En buena parte del territorio español rige el llamado Derecho civil común, y en él existe la figura de la legítima
Acudir a la notaría para hacer testamento suena es imprescindible para facilitar las cosas a tus descendientes, y sobre todo, para tener la última palabra sobre todo lo que uno ha construido en vida. La casa, los ahorros, ese piso que se compró con esfuerzo hace treinta años, el apartamento de la playa... El hecho de planificar la herencia permite decidir qué hacer con los bienes, y qué se deja a cada uno.
Aún así, esa es un poco la teoría. Porque luego, en la práctica, la legislación española pone límites a esa libertad. Y esos límites existen aunque el testamento diga otra cosa. Es algo que muchas personas descubren tarde, normalmente cuando ya se han hecho gestiones que no tienen marcha atrás.
Qué son los herederos forzosos y por qué existen
En buena parte del territorio español rige el llamado Derecho civil común, y en él existe la figura de la legítima: una parte de la herencia que la ley reserva de forma obligatoria a determinados familiares, los herederos forzosos, con independencia de lo que el testador quiera hacer con sus bienes. La notaria María Clemente ha abordado esta cuestión en sus redes sociales respondiendo a una de las dudas que más le plantean sus clientes: "¿Es que ni muertos vamos a poder decidir qué hacer con nuestros bienes? Pues sí, la respuesta es que ni muertos".
El Código Civil establece con bastante claridad quiénes ocupan ese lugar de herederos forzosos. Según explica la notario, "en territorios de Derecho Común, son los hijos y los nietos de los hijos fallecidos con respecto de los padres".
Para los que fallezcan sin hijos, Clemente señala que "serán los padres y los abuelos , y en todo caso, el cónyuge viudo, aunque no tengan hijos en común y aunque estéis casados en separación de bienes".
Navarra y otros territorios, un caso aparte
Lo que complica un poco el panorama es que España no tiene una única regla en materia de herencias. Existen derechos civiles forales que se apartan del régimen común, y entre ellos la propia notaria señala el caso de Navarra como uno de los más singulares.
Allí la legítima foral no tiene ese carácter de derecho patrimonial exigible que sí tiene en el resto del país, y las reglas sucesorias se apartan bastante de lo que marca el Código Civil.

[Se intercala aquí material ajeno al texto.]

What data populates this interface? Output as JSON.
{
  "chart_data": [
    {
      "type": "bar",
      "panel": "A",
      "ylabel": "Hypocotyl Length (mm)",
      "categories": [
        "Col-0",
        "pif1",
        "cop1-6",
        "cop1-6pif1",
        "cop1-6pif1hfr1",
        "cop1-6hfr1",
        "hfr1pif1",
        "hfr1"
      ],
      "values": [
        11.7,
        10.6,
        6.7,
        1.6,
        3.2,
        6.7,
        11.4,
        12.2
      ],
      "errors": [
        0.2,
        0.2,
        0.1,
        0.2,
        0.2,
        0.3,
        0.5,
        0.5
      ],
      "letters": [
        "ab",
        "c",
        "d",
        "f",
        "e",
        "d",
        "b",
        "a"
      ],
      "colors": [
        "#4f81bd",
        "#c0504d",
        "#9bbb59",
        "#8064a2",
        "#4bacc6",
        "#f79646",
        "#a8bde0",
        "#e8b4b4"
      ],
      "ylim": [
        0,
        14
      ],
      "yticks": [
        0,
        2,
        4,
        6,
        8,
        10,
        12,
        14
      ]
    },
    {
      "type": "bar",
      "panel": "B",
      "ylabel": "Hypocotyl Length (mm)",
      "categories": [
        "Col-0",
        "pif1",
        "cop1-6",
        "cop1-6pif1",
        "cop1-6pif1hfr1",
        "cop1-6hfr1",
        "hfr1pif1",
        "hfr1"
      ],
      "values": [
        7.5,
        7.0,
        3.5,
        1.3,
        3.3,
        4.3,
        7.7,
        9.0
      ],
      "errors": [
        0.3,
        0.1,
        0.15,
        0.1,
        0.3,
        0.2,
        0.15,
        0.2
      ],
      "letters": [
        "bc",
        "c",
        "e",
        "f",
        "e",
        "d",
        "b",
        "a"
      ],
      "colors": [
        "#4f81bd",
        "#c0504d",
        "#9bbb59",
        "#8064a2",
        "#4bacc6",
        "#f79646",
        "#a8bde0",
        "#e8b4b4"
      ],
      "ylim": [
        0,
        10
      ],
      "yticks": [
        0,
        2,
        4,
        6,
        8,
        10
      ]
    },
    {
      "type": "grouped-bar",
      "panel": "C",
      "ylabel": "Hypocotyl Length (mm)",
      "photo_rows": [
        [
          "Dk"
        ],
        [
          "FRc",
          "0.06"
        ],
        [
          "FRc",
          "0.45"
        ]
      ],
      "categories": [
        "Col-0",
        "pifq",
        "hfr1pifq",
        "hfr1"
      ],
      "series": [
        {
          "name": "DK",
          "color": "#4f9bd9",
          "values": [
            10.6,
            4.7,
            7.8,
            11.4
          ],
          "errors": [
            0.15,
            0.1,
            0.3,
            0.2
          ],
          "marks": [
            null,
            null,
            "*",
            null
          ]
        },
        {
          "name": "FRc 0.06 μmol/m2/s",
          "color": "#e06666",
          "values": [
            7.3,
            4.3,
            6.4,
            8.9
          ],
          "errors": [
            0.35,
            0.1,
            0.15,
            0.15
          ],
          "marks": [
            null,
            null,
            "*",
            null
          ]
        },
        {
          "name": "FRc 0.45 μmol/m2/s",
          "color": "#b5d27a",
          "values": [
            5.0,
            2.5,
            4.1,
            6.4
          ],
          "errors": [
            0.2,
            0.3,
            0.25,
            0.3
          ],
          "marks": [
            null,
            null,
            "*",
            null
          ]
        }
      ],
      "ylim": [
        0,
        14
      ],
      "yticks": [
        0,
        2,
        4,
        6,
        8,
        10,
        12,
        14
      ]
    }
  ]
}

Esto quiere decir, en la práctica, que la vecindad civil o el territorio donde resida habitualmente el fallecido pueden cambiar por completo cómo se reparte una herencia, algo que conviene tener presente antes de dar nada por sentado.
La parte que corresponde a los hijos y la posición del cónyuge
Cuando hay hijos o descendientes, dos tercios de la herencia quedan reservados por ley para ellos. De esos dos tercios, uno puede usarse para mejorar la parte de algún hijo en concreto, mientras que el tercio restante sí queda a libre disposición del testador. Si no hay descendientes, son los padres o ascendientes quienes entran en juego con sus propios derechos legitimarios.
El cónyuge viudo, por su parte, tiene también derechos reconocidos, pero estos se articulan como un usufructo, no como propiedad plena, y su alcance varía según con quién concurra en la herencia. A esto hay que sumarle que, de nuevo, los territorios con Derecho civil propio pueden aplicar reglas distintas, así que el lugar de residencia habitual y la vecindad civil vuelven a ser factores determinantes.
Por qué intentar esquivar la legítima no suele funcionar
A la hora de anticipar la herencia, es habitual en muchas familias que surja la tentación de buscar atajos: donar en vida todos los bienes a un solo hijo, por ejemplo, para dejar sin margen de reclamación a los demás. La notaria es tajante al respecto: "Ni se os ocurran atajos, que en Derecho suelen tener las salidas cortadas".
En este sentido, la propia ley pone coto a este tipo de maniobras. El artículo 636 del Código Civil establece que nadie puede dar ni recibir por donación más de lo que podría dar o recibir por testamento, y cuando una donación supera esa medida, se considera inoficiosa en el exceso. Determinar si una donación concreta perjudica a los legitimarios exige, en muchos casos, revisar el conjunto de la sucesión y las circunstancias particulares de cada familia, así que no es un cálculo que se pueda improvisar sin asesoramiento.
Planificar con testamento, la vía que recomienda la notaria
Frente a la búsqueda de fórmulas para sortear la ley, la propuesta de María Clemente recomienda planificar con tiempo y acudir a una notaría. "La solución pasa por tomar conciencia de la realidad y acudir a tu notaría de confianza y otorgar un testamento", zanja.
En este punto, es fundamental entender cómo funciona la legítima antes de tomar decisiones para evitar disgustos y, sobre todo, para evitar que una parte de la familia acabe reclamando judicialmente lo que la ley ya le reservaba de entrada.